# Fisheye Adaptor vs. Real Lens?



## blinded (Dec 16, 2003)

I have another question, thanks for the help in the other thread.
What is the main difference between a fisheye adaptor and a "real" fisheye lens? I've got a kenko fisheye adaptor for my DV cam but I didn't even know they existed for Film Cameras.


----------



## Mitica100 (Dec 16, 2003)

blinded said:
			
		

> I have another question, thanks for the help in the other thread.
> What is the main difference between a fisheye adaptor and a "real" fisheye lens? I've got a kenko fisheye adaptor for my DV cam but I didn't even know they existed for Film Cameras.

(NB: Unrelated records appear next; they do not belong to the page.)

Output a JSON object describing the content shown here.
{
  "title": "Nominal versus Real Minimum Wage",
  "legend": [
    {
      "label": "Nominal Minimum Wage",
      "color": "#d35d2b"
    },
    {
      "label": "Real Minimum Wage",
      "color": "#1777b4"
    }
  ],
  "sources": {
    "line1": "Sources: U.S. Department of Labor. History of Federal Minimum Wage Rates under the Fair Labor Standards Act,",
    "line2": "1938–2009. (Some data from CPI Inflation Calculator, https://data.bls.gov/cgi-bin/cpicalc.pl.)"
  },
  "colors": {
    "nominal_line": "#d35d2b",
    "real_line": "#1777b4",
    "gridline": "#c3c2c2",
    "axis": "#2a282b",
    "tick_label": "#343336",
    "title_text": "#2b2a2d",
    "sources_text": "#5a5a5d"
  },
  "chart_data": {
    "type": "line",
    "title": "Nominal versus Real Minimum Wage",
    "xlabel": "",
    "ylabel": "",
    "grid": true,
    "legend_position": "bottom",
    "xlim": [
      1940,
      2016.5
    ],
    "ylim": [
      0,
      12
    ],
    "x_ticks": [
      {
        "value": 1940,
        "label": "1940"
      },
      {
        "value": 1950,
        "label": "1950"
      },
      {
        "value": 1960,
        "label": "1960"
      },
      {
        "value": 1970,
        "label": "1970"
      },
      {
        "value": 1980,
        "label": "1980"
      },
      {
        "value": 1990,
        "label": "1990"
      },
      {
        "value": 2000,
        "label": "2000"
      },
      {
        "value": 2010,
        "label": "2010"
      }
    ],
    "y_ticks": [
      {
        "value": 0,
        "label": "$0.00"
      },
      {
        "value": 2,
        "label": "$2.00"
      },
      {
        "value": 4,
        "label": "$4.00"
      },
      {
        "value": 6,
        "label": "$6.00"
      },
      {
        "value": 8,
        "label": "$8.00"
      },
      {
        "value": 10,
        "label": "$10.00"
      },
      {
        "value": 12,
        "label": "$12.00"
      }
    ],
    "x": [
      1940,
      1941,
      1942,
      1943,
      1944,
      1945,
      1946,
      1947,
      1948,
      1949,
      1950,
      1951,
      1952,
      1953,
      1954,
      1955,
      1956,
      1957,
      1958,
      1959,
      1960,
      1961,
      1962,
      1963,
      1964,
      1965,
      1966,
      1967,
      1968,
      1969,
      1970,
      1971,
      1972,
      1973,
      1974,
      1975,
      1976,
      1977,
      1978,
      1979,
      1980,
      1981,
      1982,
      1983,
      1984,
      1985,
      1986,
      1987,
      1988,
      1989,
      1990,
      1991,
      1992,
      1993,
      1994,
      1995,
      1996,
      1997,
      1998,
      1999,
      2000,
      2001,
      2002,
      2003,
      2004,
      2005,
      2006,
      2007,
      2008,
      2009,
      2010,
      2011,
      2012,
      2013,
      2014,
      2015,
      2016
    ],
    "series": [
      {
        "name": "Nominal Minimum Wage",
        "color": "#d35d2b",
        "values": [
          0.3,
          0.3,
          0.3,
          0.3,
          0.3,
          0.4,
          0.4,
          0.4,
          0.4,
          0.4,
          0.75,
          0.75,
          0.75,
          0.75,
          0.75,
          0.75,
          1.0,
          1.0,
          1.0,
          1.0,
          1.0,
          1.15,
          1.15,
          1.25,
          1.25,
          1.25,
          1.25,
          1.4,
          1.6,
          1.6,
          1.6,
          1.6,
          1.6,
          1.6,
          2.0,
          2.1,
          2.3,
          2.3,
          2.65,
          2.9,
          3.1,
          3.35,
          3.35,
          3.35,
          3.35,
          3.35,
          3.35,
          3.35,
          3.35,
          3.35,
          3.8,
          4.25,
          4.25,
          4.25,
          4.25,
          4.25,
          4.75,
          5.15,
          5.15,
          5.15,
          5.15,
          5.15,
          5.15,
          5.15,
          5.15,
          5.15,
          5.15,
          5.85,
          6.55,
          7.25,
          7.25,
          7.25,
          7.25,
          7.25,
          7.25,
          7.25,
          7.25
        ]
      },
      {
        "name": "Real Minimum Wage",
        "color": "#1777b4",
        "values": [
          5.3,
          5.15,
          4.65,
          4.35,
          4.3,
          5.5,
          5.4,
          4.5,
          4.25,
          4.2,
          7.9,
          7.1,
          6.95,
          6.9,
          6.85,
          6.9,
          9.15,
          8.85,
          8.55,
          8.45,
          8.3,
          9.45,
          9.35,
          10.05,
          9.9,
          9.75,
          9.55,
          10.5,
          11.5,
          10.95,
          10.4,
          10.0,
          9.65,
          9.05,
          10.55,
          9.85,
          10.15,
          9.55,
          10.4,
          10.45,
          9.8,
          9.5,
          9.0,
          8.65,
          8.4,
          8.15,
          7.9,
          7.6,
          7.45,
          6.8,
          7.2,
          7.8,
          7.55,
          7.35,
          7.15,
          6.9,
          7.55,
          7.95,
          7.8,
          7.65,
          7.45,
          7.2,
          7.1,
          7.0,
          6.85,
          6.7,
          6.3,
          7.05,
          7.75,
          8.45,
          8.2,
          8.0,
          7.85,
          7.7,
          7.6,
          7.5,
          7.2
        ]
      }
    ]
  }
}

As far as I know, the add-on (or adapter) is an additional lens.  You put that one on top of the regular taking lens and you have  a fish eye extreme wide angle.  IMHO a real fish eye lens is the one that has the quality between the two of them.  Just think how many pieces of glass you add with an add-on!  That alone will make your pictures softer.


----------



## blinded (Dec 16, 2003)

I have a 0.43x fisheye adaptor that I use for my DV cam. It's threads are 37mm and my 50mm film camera lens threads are 49mm, so I'm just gonna get a step down ring and try it out. Can't afford a $2000 Minolta Fisheye right now... By just holding up the lens to mine, the image already looks super soft and distorted, we will see how it comes out when I develop it. Thanks for the info!


----------